Porém, volto a defender que se há conhecimento teórico, associado, claro, à prática, o roteirista ou a roteirista saberão tornar qualquer narrativa atraente. É uma ilusão achar que processos mais intuitivos, como na pintura e música contemporâneas, por exemplo, possam migrar para a dramaturgia, sem que haja prejuízos à narrativa.
Como se encontra o mercado audiovisual no país neste momento e quais as principais tendências?
O Brasil é um polo de investimento internacional nessa era das séries. Tem dimensões e público continentais. Assim como possui o que chamo de vocação audiovisual: um país que vê mais do que lê. O que me preocupa é a questão da formação. Escrever 3, 4, 5 temporadas de uma série autoral não pode ser confundido com uma aventura de tentativa-e-erro de um longa-metragem, por exemplo.

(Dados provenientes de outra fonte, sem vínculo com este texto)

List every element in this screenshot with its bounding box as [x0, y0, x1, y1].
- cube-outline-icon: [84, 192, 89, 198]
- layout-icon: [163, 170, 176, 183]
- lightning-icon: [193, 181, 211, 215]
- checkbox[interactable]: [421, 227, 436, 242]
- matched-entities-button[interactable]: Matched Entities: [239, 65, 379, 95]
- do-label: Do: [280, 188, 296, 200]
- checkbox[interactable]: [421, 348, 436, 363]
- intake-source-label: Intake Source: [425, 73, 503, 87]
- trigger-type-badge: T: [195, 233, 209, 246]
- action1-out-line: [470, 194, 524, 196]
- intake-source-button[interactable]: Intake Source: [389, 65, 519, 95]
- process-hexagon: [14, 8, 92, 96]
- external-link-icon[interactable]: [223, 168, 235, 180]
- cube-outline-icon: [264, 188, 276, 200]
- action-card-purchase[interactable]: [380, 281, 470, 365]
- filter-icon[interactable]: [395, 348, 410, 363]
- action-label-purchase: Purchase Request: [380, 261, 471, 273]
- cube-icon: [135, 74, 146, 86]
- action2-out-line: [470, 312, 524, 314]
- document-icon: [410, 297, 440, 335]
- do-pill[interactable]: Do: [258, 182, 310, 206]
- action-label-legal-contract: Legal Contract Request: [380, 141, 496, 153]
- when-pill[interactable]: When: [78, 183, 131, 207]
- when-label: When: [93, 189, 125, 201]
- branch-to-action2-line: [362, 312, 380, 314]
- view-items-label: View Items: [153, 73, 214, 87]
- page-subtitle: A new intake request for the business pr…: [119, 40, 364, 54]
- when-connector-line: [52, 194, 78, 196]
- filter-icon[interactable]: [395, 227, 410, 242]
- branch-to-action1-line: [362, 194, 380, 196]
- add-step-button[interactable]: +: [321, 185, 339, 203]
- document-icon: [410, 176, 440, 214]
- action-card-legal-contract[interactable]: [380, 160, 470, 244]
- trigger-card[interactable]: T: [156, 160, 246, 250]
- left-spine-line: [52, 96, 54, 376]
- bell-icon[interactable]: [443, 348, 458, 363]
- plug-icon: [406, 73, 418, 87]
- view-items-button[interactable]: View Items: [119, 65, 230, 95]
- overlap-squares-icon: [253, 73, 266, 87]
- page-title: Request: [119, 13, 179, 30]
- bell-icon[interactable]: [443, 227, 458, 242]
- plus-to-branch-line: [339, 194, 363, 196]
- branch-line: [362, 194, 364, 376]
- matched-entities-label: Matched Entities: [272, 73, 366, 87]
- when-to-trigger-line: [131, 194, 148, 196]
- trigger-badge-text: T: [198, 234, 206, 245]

Esses produtos mais sofisticados que têm sido feitos nos principais mercados audiovisuais pelo mundo afora, liderados pelo mercado norte-americano, exigem processo, acabamento, conhecimento de causa. O que é diferente do caso desses formatos simplórios que vieram da era do folhetim e da era do rádio.
É claro que essa tendência das séries por temporada veio para ficar. Nenhum outro formato tem a possibilidade de binge watching (fenômeno de recepção que gera uma fidelidade inigualável). Até aqui o nosso “mercado” não conseguiu responder a essa onda do streaming, com produtos que se equiparem ao que está sendo feito, volto a dizer, nos principais mercados mundo afora.
Vejo um avanço no padrão de produção em alguns casos, o que não se aplica, a meu ver, ao padrão narrativo.
Esse mercado é bem explorado enquanto negócio?
Não me vejo como um produtor nem empresário do setor. Sou apenas roteirista, professor e produtor de conteúdos. E dentro do trânsito que me compete, percebo que o nó desse “mercado”… e coloco “mercado” sempre entre aspas, porque é algo em formação, algo a ser consolidado… Então, o nó desse “mercado” está na baixa capacitação dos nossos “profissionais” (idem).
Os que estão chegando com capital para investir no setor precisam criar a consciência de que uma boa parte dos investimentos terá de ser em capacitação, sobretudo para competirmos com a universalidade de vários produtos internacionais, que alcançaram grande êxito nas últimas duas décadas.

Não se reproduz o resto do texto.